И вдруг заводится какой-нибудь хитрый гад – в наши дни таких называют гидами, но дела это не меняет, – и раздобывает старую колымагу на двенадцать сидячих мест, и начинает проводить экскурсии под напыщенным названием "Мир могил".
Он везет своих клиентов в Форест-лаун и на Голливудское кладбище, показывает им надгробные камни, крипты, монументы и мавзолеи, числящиеся за знаменитостями вроде Рудольфа Валентино или Мэй Уэст, но этим не ограничивается. Он провозит их мимо дома, в котором в 1962 г. лишила себя жизни Мэрилин Монро, мимо гостиницы, в которой в 1982-м умер от передозировки Джон Белуши, мимо дома Рамона Новарро, где хозяина забили до смерти в 1968-м в ходе садо-мазохистского сеанса.

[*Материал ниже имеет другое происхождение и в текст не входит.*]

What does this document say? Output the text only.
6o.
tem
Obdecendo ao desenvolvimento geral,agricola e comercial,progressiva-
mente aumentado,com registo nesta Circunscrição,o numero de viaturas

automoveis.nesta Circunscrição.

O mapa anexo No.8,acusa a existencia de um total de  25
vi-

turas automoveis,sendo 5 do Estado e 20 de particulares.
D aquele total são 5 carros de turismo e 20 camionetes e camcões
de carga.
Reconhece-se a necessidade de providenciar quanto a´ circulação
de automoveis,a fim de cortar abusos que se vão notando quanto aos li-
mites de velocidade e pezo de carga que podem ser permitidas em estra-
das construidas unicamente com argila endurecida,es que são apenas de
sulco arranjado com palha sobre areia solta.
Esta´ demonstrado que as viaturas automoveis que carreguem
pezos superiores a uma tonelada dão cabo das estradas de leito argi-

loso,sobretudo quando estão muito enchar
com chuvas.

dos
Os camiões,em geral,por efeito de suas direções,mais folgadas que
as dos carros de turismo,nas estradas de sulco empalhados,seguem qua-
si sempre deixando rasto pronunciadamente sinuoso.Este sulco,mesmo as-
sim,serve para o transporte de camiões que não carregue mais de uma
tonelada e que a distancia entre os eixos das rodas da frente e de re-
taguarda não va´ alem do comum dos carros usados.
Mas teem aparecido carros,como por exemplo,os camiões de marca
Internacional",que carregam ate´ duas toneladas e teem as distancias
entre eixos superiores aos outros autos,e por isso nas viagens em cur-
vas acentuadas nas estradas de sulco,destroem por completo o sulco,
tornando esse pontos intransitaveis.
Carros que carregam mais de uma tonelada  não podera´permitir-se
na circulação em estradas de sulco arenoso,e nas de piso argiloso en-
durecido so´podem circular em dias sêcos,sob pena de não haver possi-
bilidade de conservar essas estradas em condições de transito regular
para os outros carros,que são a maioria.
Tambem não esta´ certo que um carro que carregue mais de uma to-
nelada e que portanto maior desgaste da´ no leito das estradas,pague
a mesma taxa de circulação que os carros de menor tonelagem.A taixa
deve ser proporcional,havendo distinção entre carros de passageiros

Он снабжает экскурсантов фрагментами информации и о прочих, кому не удалось прославиться иначе, как фактом или обстоятельствами собственной смерти; он вывозит их на место события, вроде тех холмов, на склонах которых в шестидесятые одну за другой находили жертв Душителя-С-Холмов, вроде того луга, обнаруженное на котором в сороковых расчлененное тело проститутки привело к возникновению легенды о Черном Тюльпане, вроде того болота, именуемого Грязной Ямой и находящегося слева от Тихоокеанского хайвея, где в середине восьмидесятых нашли обезглавленное тело азиатки.
Нельзя забывать и о придорожном трактире "У Бадди" – по-прежнему функционирующем и принадлежащем прежнему владельцу, – всего в каких-то четырех милях от Грязной Ямы, если проехать по заболоченному проселку, именуемому Лягушачьей Тропой (а ведь красочные названия, топографически привязанные к жутковатым преданиям Хуливуда, имеют ничуть не меньшее значение, чем мораль, которую можно извлечь из суматошной жизни и бесславной смерти многих его обитателей), – и о найденных в этом трактире, а дело происходило в 1975-м, телах двух проституток и одной официантки, частично расчлененных и в значительной мере обезображенных, причем на груди и на животе у них были вырезаны знаки, которые сочли сатанистскими.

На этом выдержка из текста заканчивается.